Die Parallele ist kein Zufall. Unter den mit der Armee koalierenden Milizen befindet sich auch die ruandische FDLR (Demokratische Kräfte zur Befreiung Ruandas), in deren Führungsriege sich Verantwortliche des ruandischen Völkermords tummeln. Zahlreiche kongolesische Militärs machen nicht nur Geschäfte mit den FDLR, sondern folgen auch deren Ideologie, alle Tutsi als «Eindringlinge» zu brandmarken.

Für Ruanda stellt das ein grosses Sicherheitsrisiko dar. In seiner Neujahrsansprache warnte Präsident Kagame vor der Bedrohung aus dem Kongo und versicherte, seine Armee sei bereit, Ruanda zu verteidigen, «egal was auf dem Spiel steht».

Im Osten des Kongo sind an die Stelle der abgezogenen EAC-Truppen nun 3000 Soldat:innen aus Malawi, Tansania und Südafrika getreten – im Rahmen eines Mandats, das Tshisekedi mit der südafrikanischen Entwicklungsgemeinschaft (SADC) eingegangen ist. Es ist offensiver als jenes der EAC: «Jegliche Attacke gegen einen der Mitgliedstaaten wird als Bedrohung für den regionalen Frieden und die Stabilität betrachtet und mit direkter, gemeinsamer Aktion erwidert», heisst es im Beschluss.

Mandat für Kampfeinsätze

Malawische, tansanische und südafrikanische Militärs engagieren sich bereits seit 2013 im Kongo. Bislang waren sie im Rahmen der Uno-Mission (Monusco) als Eingreiftruppen (FIB) mit offensivem Mandat stationiert, um gegen Rebellengruppen vorzugehen. In den kommenden Monaten werden die rund 14 000 Uno-Blauhelme auf Drängen der kongolesischen Regierung abziehen. Bleiben sollen einzig die FIB-Soldat:innen, im Auftrag der SADC.

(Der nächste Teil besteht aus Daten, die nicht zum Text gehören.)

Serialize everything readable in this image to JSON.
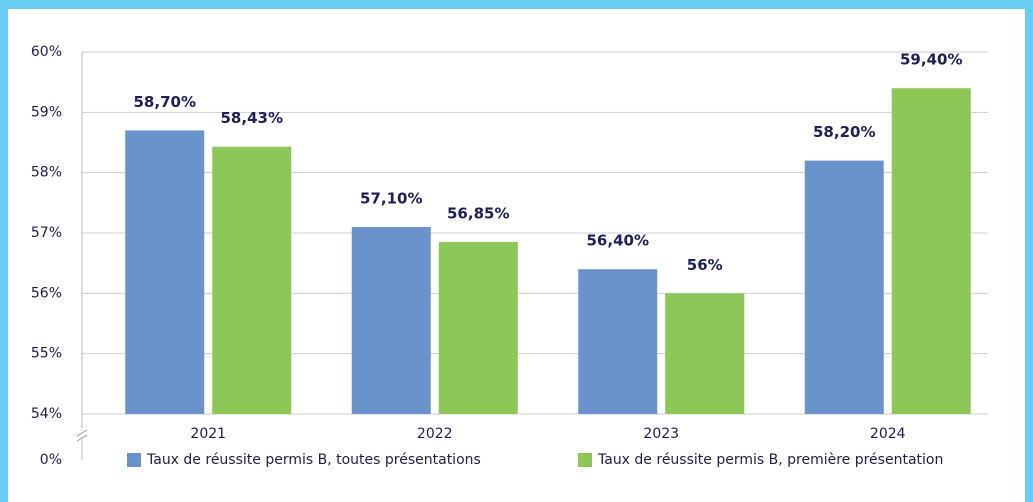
{
  "chart_data": {
    "type": "bar",
    "categories": [
      "2021",
      "2022",
      "2023",
      "2024"
    ],
    "series": [
      {
        "name": "Taux de réussite permis B, toutes présentations",
        "color": "#6a93cc",
        "values": [
          58.7,
          57.1,
          56.4,
          58.2
        ],
        "value_labels": [
          "58,70%",
          "57,10%",
          "56,40%",
          "58,20%"
        ]
      },
      {
        "name": "Taux de réussite permis B, première présentation",
        "color": "#8cc758",
        "values": [
          58.43,
          56.85,
          56,
          59.4
        ],
        "value_labels": [
          "58,43%",
          "56,85%",
          "56%",
          "59,40%"
        ]
      }
    ],
    "ylim": [
      54,
      60
    ],
    "yticks": [
      {
        "value": 0,
        "label": "0%"
      },
      {
        "value": 54,
        "label": "54%"
      },
      {
        "value": 55,
        "label": "55%"
      },
      {
        "value": 56,
        "label": "56%"
      },
      {
        "value": 57,
        "label": "57%"
      },
      {
        "value": 58,
        "label": "58%"
      },
      {
        "value": 59,
        "label": "59%"
      },
      {
        "value": 60,
        "label": "60%"
      }
    ],
    "axis_break": true,
    "grid": true,
    "legend": "bottom"
  }
}
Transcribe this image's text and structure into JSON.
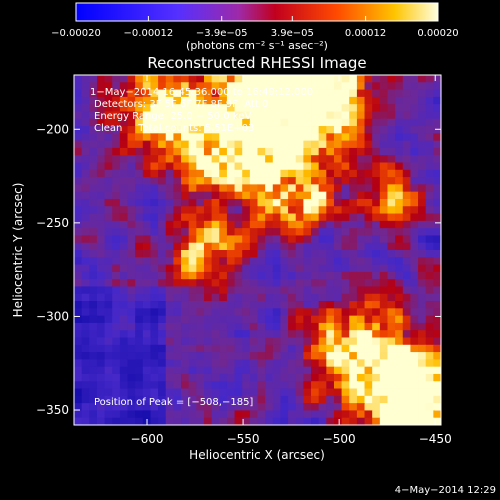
{
  "chart_data": {
    "type": "heatmap",
    "title": "Reconstructed RHESSI Image",
    "xlabel": "Heliocentric X (arcsec)",
    "ylabel": "Heliocentric Y (arcsec)",
    "xlim": [
      -638,
      -447
    ],
    "ylim": [
      -358,
      -171
    ],
    "x_ticks": [
      {
        "value": -600,
        "label": "−600"
      },
      {
        "value": -550,
        "label": "−550"
      },
      {
        "value": -500,
        "label": "−500"
      },
      {
        "value": -450,
        "label": "−450"
      }
    ],
    "y_ticks": [
      {
        "value": -200,
        "label": "−200"
      },
      {
        "value": -250,
        "label": "−250"
      },
      {
        "value": -300,
        "label": "−300"
      },
      {
        "value": -350,
        "label": "−350"
      }
    ],
    "colorbar": {
      "min": -0.0002,
      "max": 0.0002,
      "ticks": [
        {
          "value": -0.0002,
          "label": "−0.00020"
        },
        {
          "value": -0.00012,
          "label": "−0.00012"
        },
        {
          "value": -3.9e-05,
          "label": "−3.9e−05"
        },
        {
          "value": 3.9e-05,
          "label": "3.9e−05"
        },
        {
          "value": 0.00012,
          "label": "0.00012"
        },
        {
          "value": 0.0002,
          "label": "0.00020"
        }
      ],
      "unit_label": "(photons cm⁻² s⁻¹ asec⁻²)"
    },
    "annotations": [
      "1−May−2014 16:45:36.000 to 16:49:12.000",
      "Detectors: 3F 5F 6F 7F 8F 9F, Att 0",
      "Energy Range: 25.0 − 50.0 keV",
      "Clean     Total counts: 5.51E+03"
    ],
    "peak_label": "Position of Peak = [−508,−185]",
    "grid": false
  },
  "footer": {
    "timestamp": "4−May−2014 12:29"
  }
}
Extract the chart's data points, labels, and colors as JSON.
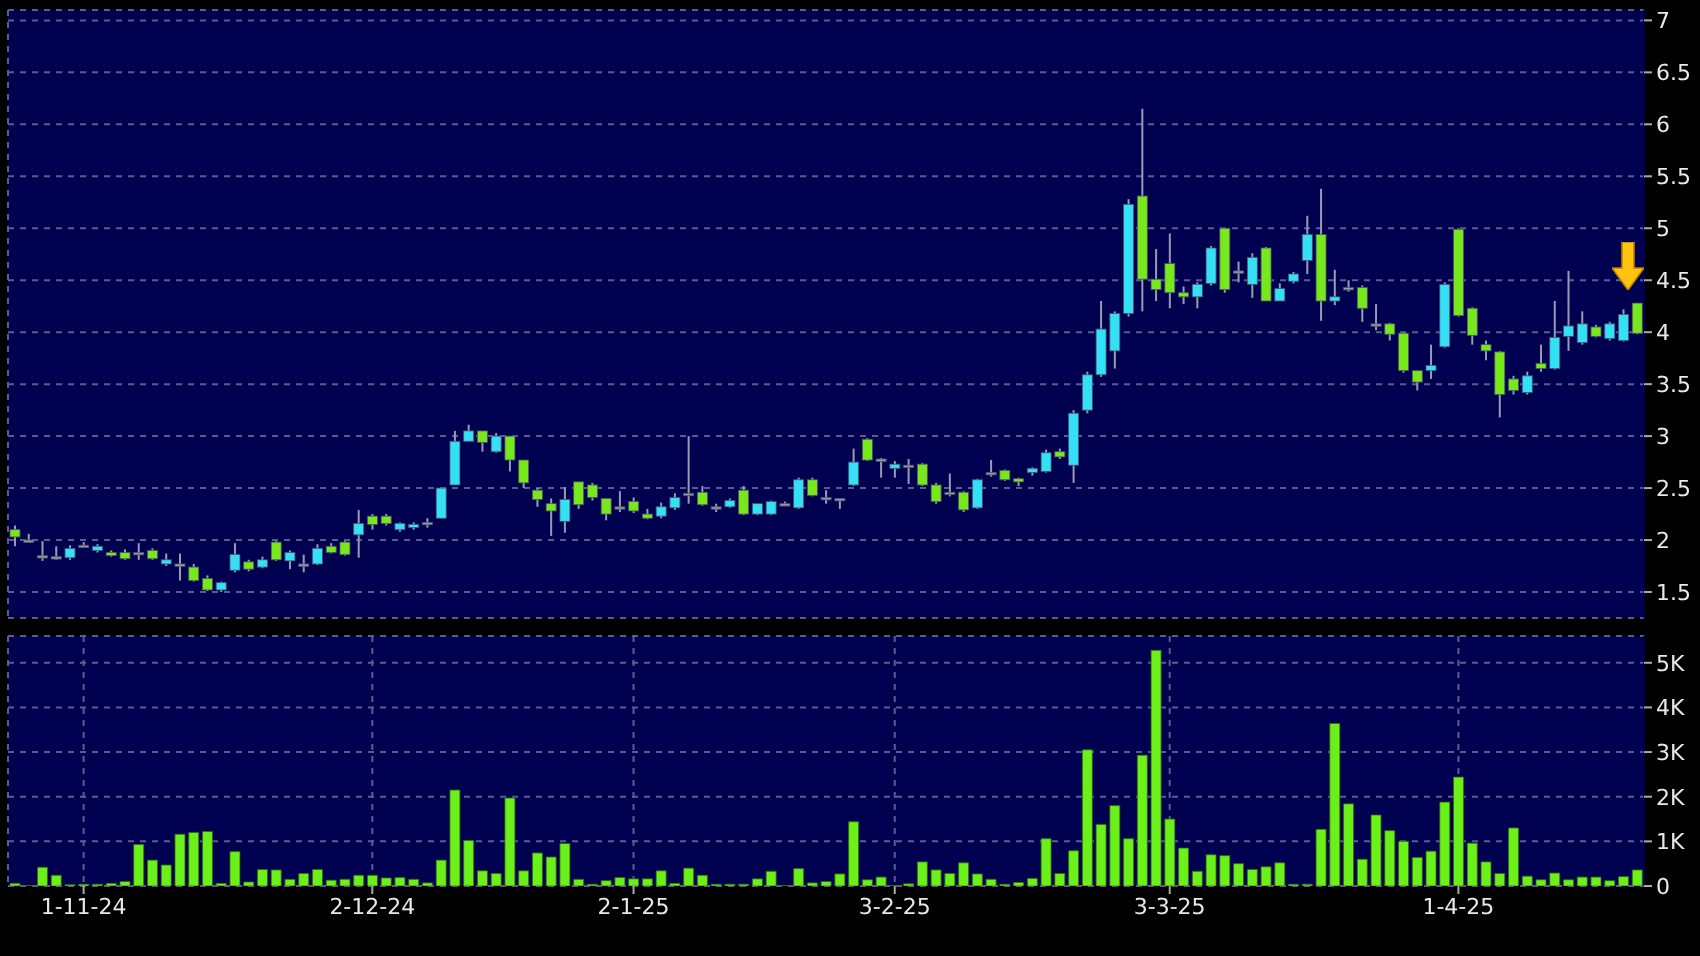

Während Diplomat:innen darauf zählen, dass sich die Lage nach den Wahlen allmählich entspannt, gibt es Anzeichen, dass die Regierung eine neue Offensive gegen den M23 vorbereitet. In Goma landen stetig Militärmaschinen, die Truppen und Kriegsgerät einfliegen. Der oben erwähnte Uno-Bericht bestätigt: Zusätzlich zu den privaten Söldner:innen aus Bulgarien und Rumänien, die bereits seit einem Jahr stationiert sind, wurden 1000 Soldat:innen aus Burundi angeheuert.

«Die Grossoffensive ist bereits in vollem Gang», fasst M23-Chef Bertrand Bisimwa am Telefon die Lage zusammen. Tag und Nacht würden Bomben über den Stellungen des M23 abgeworfen. «Sie treffen aber vielmehr die Bevölkerung», sagt er siegessicher.

Der M23 hat sich in den vergangenen Wochen komplett neu aufgestellt. Er kämpft nun gemeinsam mit sechzehn weiteren Milizen, teils aus benachbarten Provinzen, unter dem Label Allianz des Kongo-Flusses (AFC). «Unser gemeinsames Ziel ist es, eine neue Regierung einzusetzen», sagt Bisimwa, «zur Not auch mit Waffengewalt.» Seine Drohung richtet sich ans andere Ende des Landes, an die Regierung im 1500 Kilometer entfernten Kinshasa.